I've been thinking about the limitations of the NES so as to properly emulate them, and there is something I simply don't understand. Vertical mapping. By which I mean, when the image map for the background is drawn to fill a vertical space. (If I have the term wrong please correct me.)
I want to avoid ever needing that so I don't have to worry about seeing the tiles on one side of the screen using the wrong palette. (Not just because it looks ugly but because I have no idea how to recreate that effect properly.) So I have been studying how various games work to understand how I can avoid the problem. And... I'm kind of at a loss as to why any game had this problem.
Most games can avoid this because the top and bottom edges are cut off on the NTSC NES, and so if the game has the map laid out horizontally, when/if the screen moves vertically those tiles that are the wrong palette are simply not seen. So to avoid seeing this problem, all I need to do is make sure my game is laying out the map horizontally.
Typically, a game that features vertical and horizontal scrolling and a status bar will have this problem. In that situation, the map has the status bar on the top or bottom of the map, and then draws a vertical chunk of the map, and since it has to write over the map to "scroll" to the left or right, an edge will get that palette-bleeding effect.

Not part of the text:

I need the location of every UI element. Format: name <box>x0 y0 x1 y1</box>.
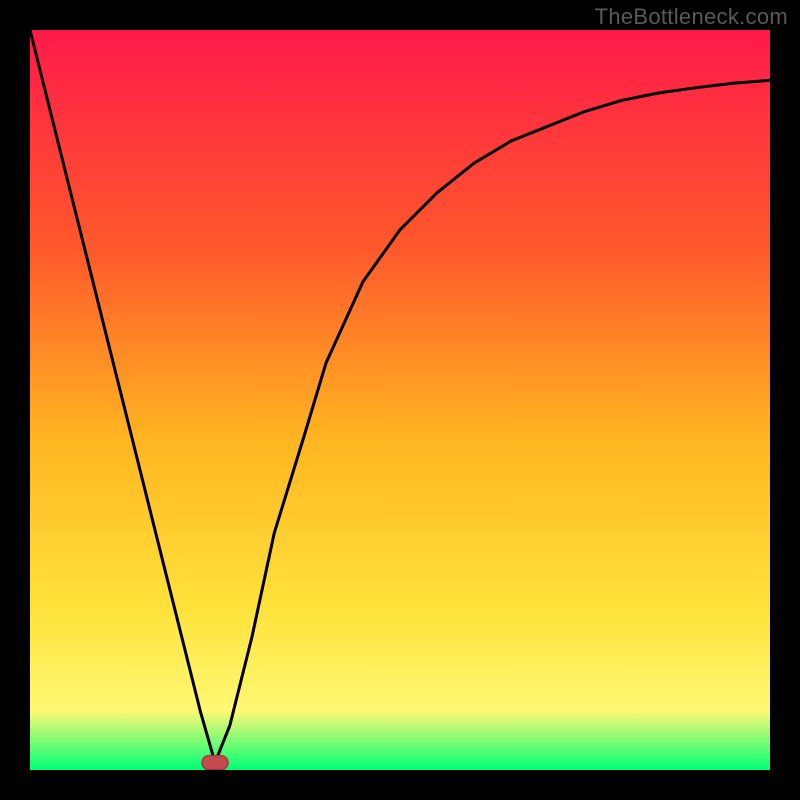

As I have been studying various games, it has become apparent to me that each scanline can draw the background from any desired co-ordinate in the map. So when it gets to the scanline where the status bar is, it just draws that portion of the map which contains the status bar. (And this is also how games fake parallax scrolling by having some scanlines more at a different rate across the map than others.)
But if this feature exists, why can't a game with a status bar still have vertical scrolling with a horizontal map? Couldn't the system (if it had to) split the screen to draw, say, the bottom portion of the map on the top portion of the screen, and the top portion of the map on the bottom portion of the screen? It wouldn't be too hard to compute the math for that, so I don't see why a game couldn't do that to avoid the palette-bleeding that would come from using a vertical map.

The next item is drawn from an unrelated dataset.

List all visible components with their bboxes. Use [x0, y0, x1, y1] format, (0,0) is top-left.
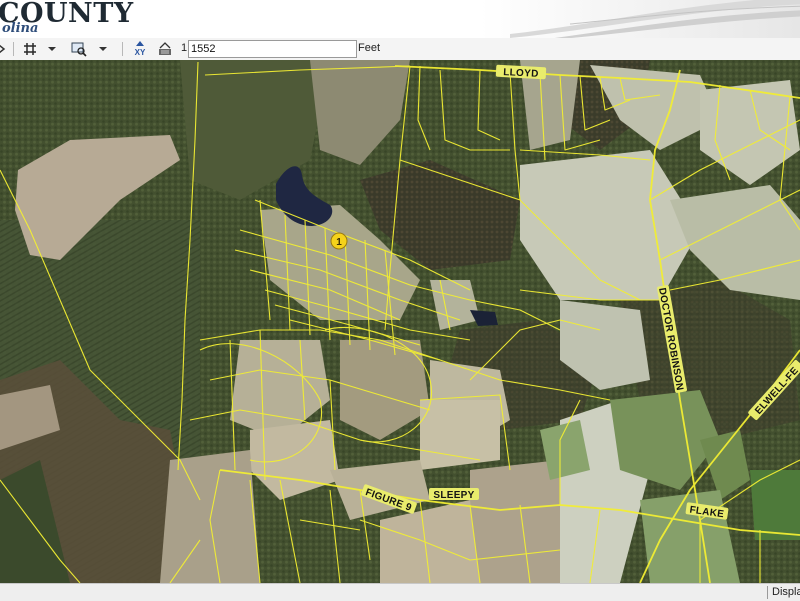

In fact, isn't this already happening in a couple games? Games that have vertical scrolling and a status bar. Some parts of Castlevania III and some maps in Super Mario Bros 3; they have vertical levels that clear are taller than the two screens worth of map the game can load. How do they handle this and not draw the status bar into the play area?

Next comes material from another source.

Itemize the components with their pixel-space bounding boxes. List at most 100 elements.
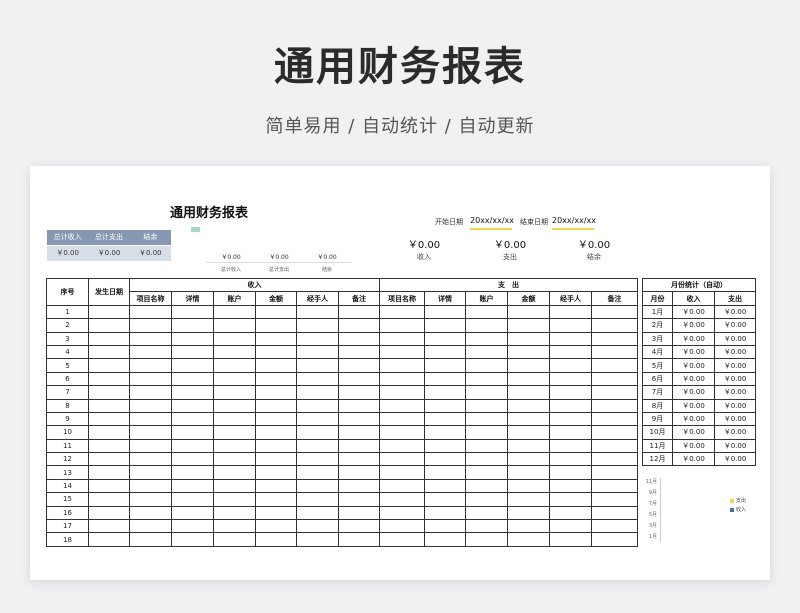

And then I see some games that use a vertical map, and I have no idea why. Mega Man 5 is a good example. Since the health bar is made of sprites, it could just have the map be horizontal, but it doesn't. And it just keeps a chunk of the level that can't even be seen in that spot. Why? It's not using that space; it's a terrible waste.
I want to avoid ever needing that so I don't have to worry about seeing the tiles on one side of the screen using the wrong palette. (Not just because it looks ugly but because I have no idea how to recreate that effect properly.) So I have been studying how various games work to understand how I can avoid the problem. And... I'm kind of at a loss as to why any game had this problem.
Most games can avoid this because the top and bottom edges are cut off on the NTSC NES, and so if the game has the map laid out horizontally, when/if the screen moves vertically those tiles that are the wrong palette are simply not seen. So to avoid seeing this problem, all I need to do is make sure my game is laying out the map horizontally.
Typically, a game that features vertical and horizontal scrolling and a status bar will have this problem. In that situation, the map has the status bar on the top or bottom of the map, and then draws a vertical chunk of the map, and since it has to write over the map to "scroll" to the left or right, an edge will get that palette-bleeding effect.
As I have been studying various games, it has become apparent to me that each scanline can draw the background from any desired co-ordinate in the map. So when it gets to the scanline where the status bar is, it just draws that portion of the map which contains the status bar. (And this is also how games fake parallax scrolling by having some scanlines more at a different rate across the map than others.)
But if this feature exists, why can't a game with a status bar still have vertical scrolling with a horizontal map? Couldn't the system (if it had to) split the screen to draw, say, the bottom portion of the map on the top portion of the screen, and the top portion of the map on the bottom portion of the screen? It wouldn't be too hard to compute the math for that, so I don't see why a game couldn't do that to avoid the palette-bleeding that would come from using a vertical map.
In fact, isn't this already happening in a couple games? Games that have vertical scrolling and a status bar. Some parts of Castlevania III and some maps in Super Mario Bros 3; they have vertical levels that clear are taller than the two screens worth of map the game can load. How do they handle this and not draw the status bar into the play area?
And then I see some games that use a vertical map, and I have no idea why. Mega Man 5 is a good example. Since the health bar is made of sprites, it could just have the map be horizontal, but it doesn't. And it just keeps a chunk of the level that can't even be seen in that spot. Why? It's not using that space; it's a terrible waste.